Чарльз махнул рукой. Полли, как вышколенная собака, поняла сигнал. Она встала и выключила приемник.
— Кажется, мы это не обсуждали, — сказала Мария, надкусывая дольку апельсина. — Мы говорили о многом другом. Как всегда.
— Мы провели любопытный день, — сказал Найэл. — Мы, все трое, окунулись в прошлое. Вспомнили многое из того, что считали забытым. А если не забытым, то похороненным на дне памяти.
— Однажды, давным-давно, — сказал Чарльз, — в качестве мирового судьи этого округа я присутствовал на эксгумации. Вскрытие могилы было весьма неприятной процедурой. И от трупа исходил запах.
— Запах незнакомых людей, мертвых или живых, всегда неприятен, — сказал Найэл, — но наш собственный запах и запах тех, кого мы любим, может обладать невыразимым очарованием. И определенным смыслом. Полагаю, сегодня днем мы в этом убедились.
Чарльз затянулся сигарой. Найэл закурил сигарету. Селия прислушивалась к тревожному биению собственного сердца. Мария ела апельсин.
— Вот как? — сказал Чарльз. — И какой же смысл вы извлекли из своего умершего прошлого?

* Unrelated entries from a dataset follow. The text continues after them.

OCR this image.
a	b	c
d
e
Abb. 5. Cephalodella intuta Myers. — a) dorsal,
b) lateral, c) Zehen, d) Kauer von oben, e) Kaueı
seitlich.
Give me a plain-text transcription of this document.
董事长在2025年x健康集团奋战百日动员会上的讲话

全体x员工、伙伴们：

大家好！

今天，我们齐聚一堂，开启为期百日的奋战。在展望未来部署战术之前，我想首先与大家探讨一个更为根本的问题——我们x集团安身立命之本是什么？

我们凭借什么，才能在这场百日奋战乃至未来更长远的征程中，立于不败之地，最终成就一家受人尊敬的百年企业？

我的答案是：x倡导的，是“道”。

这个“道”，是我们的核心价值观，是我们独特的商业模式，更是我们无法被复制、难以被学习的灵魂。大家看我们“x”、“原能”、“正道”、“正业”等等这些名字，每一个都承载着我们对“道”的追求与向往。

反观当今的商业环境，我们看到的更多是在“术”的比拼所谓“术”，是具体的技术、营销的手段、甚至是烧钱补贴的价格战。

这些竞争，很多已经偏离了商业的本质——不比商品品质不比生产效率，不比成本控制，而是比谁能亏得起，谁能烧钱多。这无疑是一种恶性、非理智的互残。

— Не более чем подтверждение того, о чем я всегда подозревал, — ответил Найэл. — Живя, человек движется по кругу, как и мир, вращаясь на своей оси, и возвращается на то же место, с которого начал путь. Это очень просто.
— Да, — сказала Селия, — я чувствую то же самое. Но не только. Существует определенная причина, по которой мы это делаем. Даже если мы и возвращаемся к исходному пункту, то по пути кое-что приобретаем. Своего рода знание.
— По-моему, вы оба абсолютно не правы, — сказала Мария. — У меня вовсе нет такого чувства. Я не вернулась к тому, с чего начала. Я достигла другого пункта. Достигла благодаря собственным усилиям, собственной воле. Назад пути нет. Только вперед.